Me permiti enferrujar enquanto me esquecia nas esquinas da vida, então perdoe minha lentidão de raciocínio, meu olhar deslocado e minha bebida já quente. É que há muito eu parei de beber; abandonei este hábito em outras vidas, mas mantenho o copo nas mãos, permitindo o nervosismo e a timidez entrarem dentro dele.
Te contei, não? Me é necessário manter as mãos ocupadas para que a cabeça não pense demais, para que eu não fique inquieta, pois a agitação cria uma vermelhidão constrangedora em minhas bochechas e então eu finjo beber, apenas para ter algo nas mãos e isso me remete à uma frase de Caio F., que não quero citar agora, pois assim levaria chuva aos meus olhos e não é hora de chover ainda.

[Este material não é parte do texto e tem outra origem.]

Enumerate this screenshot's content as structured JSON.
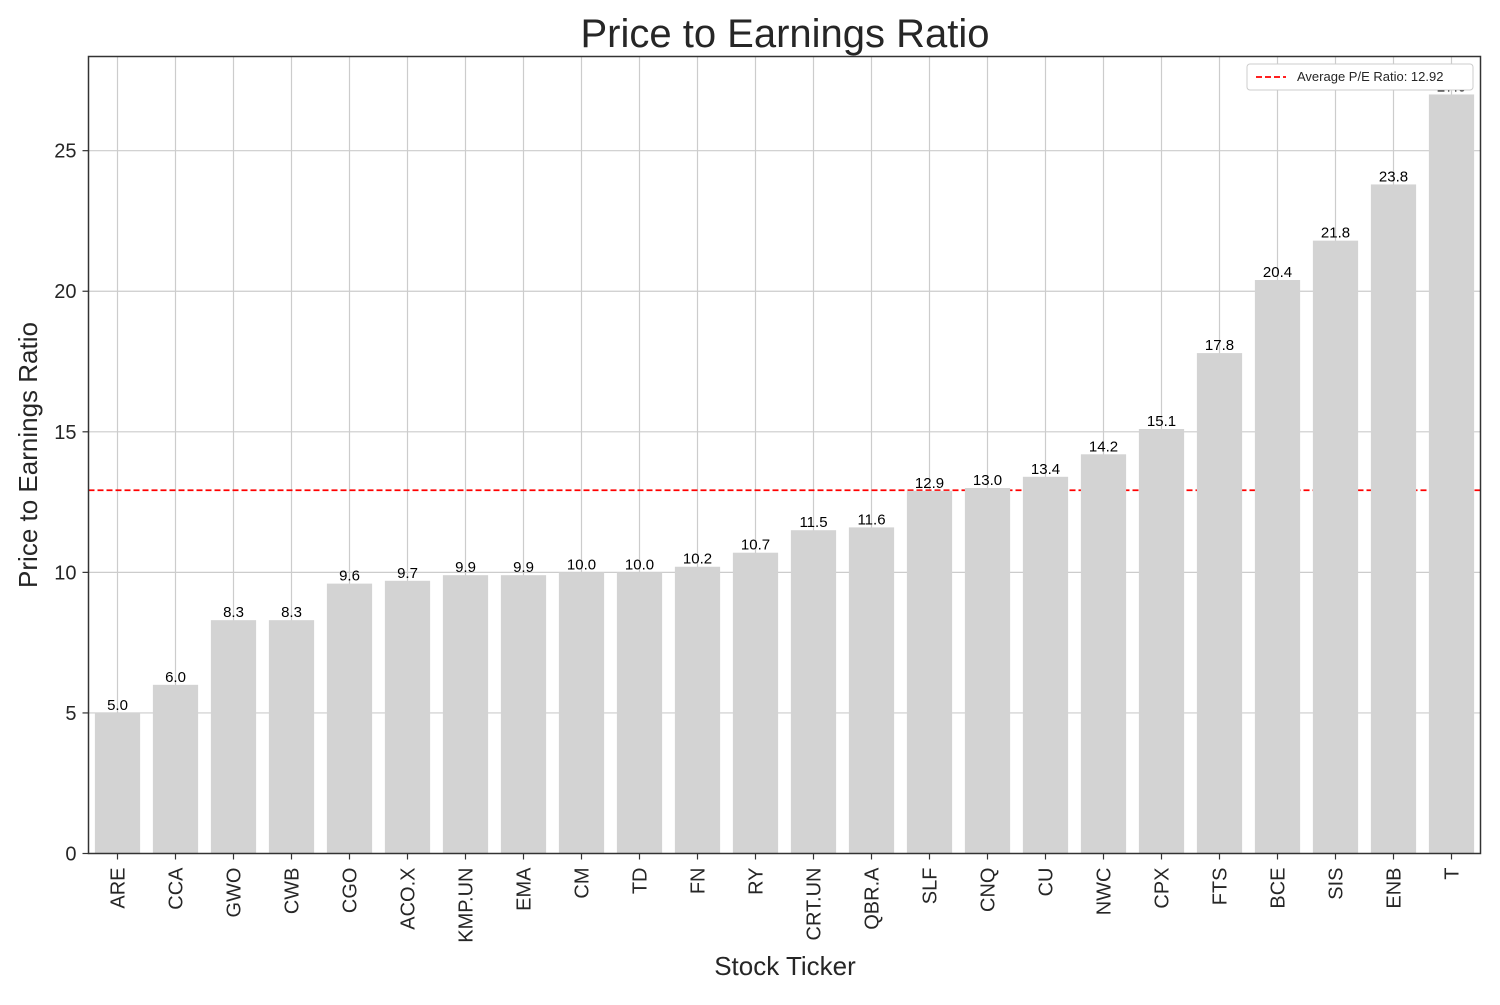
{
  "chart_data": {
    "type": "bar",
    "title": "Price to Earnings Ratio",
    "xlabel": "Stock Ticker",
    "ylabel": "Price to Earnings Ratio",
    "ylim": [
      0,
      28.35
    ],
    "yticks": [
      0,
      5,
      10,
      15,
      20,
      25
    ],
    "grid": true,
    "legend_position": "top-right",
    "categories": [
      "ARE",
      "CCA",
      "GWO",
      "CWB",
      "CGO",
      "ACO.X",
      "KMP.UN",
      "EMA",
      "CM",
      "TD",
      "FN",
      "RY",
      "CRT.UN",
      "QBR.A",
      "SLF",
      "CNQ",
      "CU",
      "NWC",
      "CPX",
      "FTS",
      "BCE",
      "SIS",
      "ENB",
      "T"
    ],
    "values": [
      5.0,
      6.0,
      8.3,
      8.3,
      9.6,
      9.7,
      9.9,
      9.9,
      10.0,
      10.0,
      10.2,
      10.7,
      11.5,
      11.6,
      12.9,
      13.0,
      13.4,
      14.2,
      15.1,
      17.8,
      20.4,
      21.8,
      23.8,
      27.0
    ],
    "value_labels": [
      "5.0",
      "6.0",
      "8.3",
      "8.3",
      "9.6",
      "9.7",
      "9.9",
      "9.9",
      "10.0",
      "10.0",
      "10.2",
      "10.7",
      "11.5",
      "11.6",
      "12.9",
      "13.0",
      "13.4",
      "14.2",
      "15.1",
      "17.8",
      "20.4",
      "21.8",
      "23.8",
      "27.0"
    ],
    "average_line": {
      "value": 12.92,
      "label": "Average P/E Ratio: 12.92"
    },
    "colors": {
      "bar": "#d3d3d3",
      "average_line": "#ff0000",
      "grid": "#cccccc",
      "axis": "#333333",
      "text": "#262626"
    }
  }
}
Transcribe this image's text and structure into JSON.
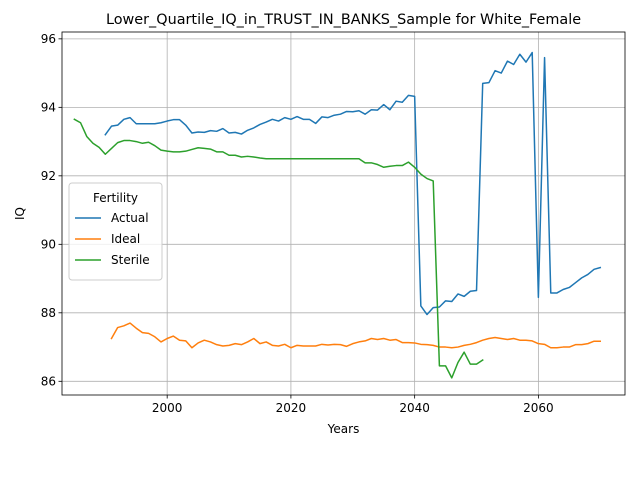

Sim, tem chovido sempre por aqui, todo final de tarde, quando o silêncio me assola numa casa pequena que se tornou demasiadamente grande. Não sei como cabe tanto espaço para pensar e sempre sobra uma brecha para mais uma lembrança. Então eu bebo, ocupando as mãos e saboreando bolhas que estouram, estrelando todo meu céu da boca.
E me esqueço.
Sim, tem ocorrido com frequência. Na maioria das vezes eu me obrigo a me esquecer e esquecer da vida e de tudo que tem dentro dela, e corro para uma direção qualquer sem ver. E de novo frases clichês, dizendo que quanto mais eu fujo, mais encontro e tem sido em vão tentar fugir de mim mesma, dessa gritaria que me dá dor de cabeça e dos remédios que me acalmam em sonos tranquilos.
Acordo de noite, de novo, com uma vontade tremenda de ter algo nas mãos e procuro um cigarro para tornar poético uma madrugada quieta numa cidade grande. Não, eu não fumo. Levanto e ando descalço pelo chão frio e vou até a sacada e vejo a lua já no alto e suspiro e choro em silêncio. De madrugada também tem chovido e a chuva da noite é mais bonita que a chuva do fim de tarde, pois de noite ela é quieta como a cidade dormida, vem tranquila feito o orvalho em folhas e não dói tanto. Minhas mãos formigam e eu levanto e pego um copo d’água cheinho de gelo, mesmo fazendo frio cá fora, cá dentro, porque eu não sei beber água sem ter o copo suando frio nas mãos.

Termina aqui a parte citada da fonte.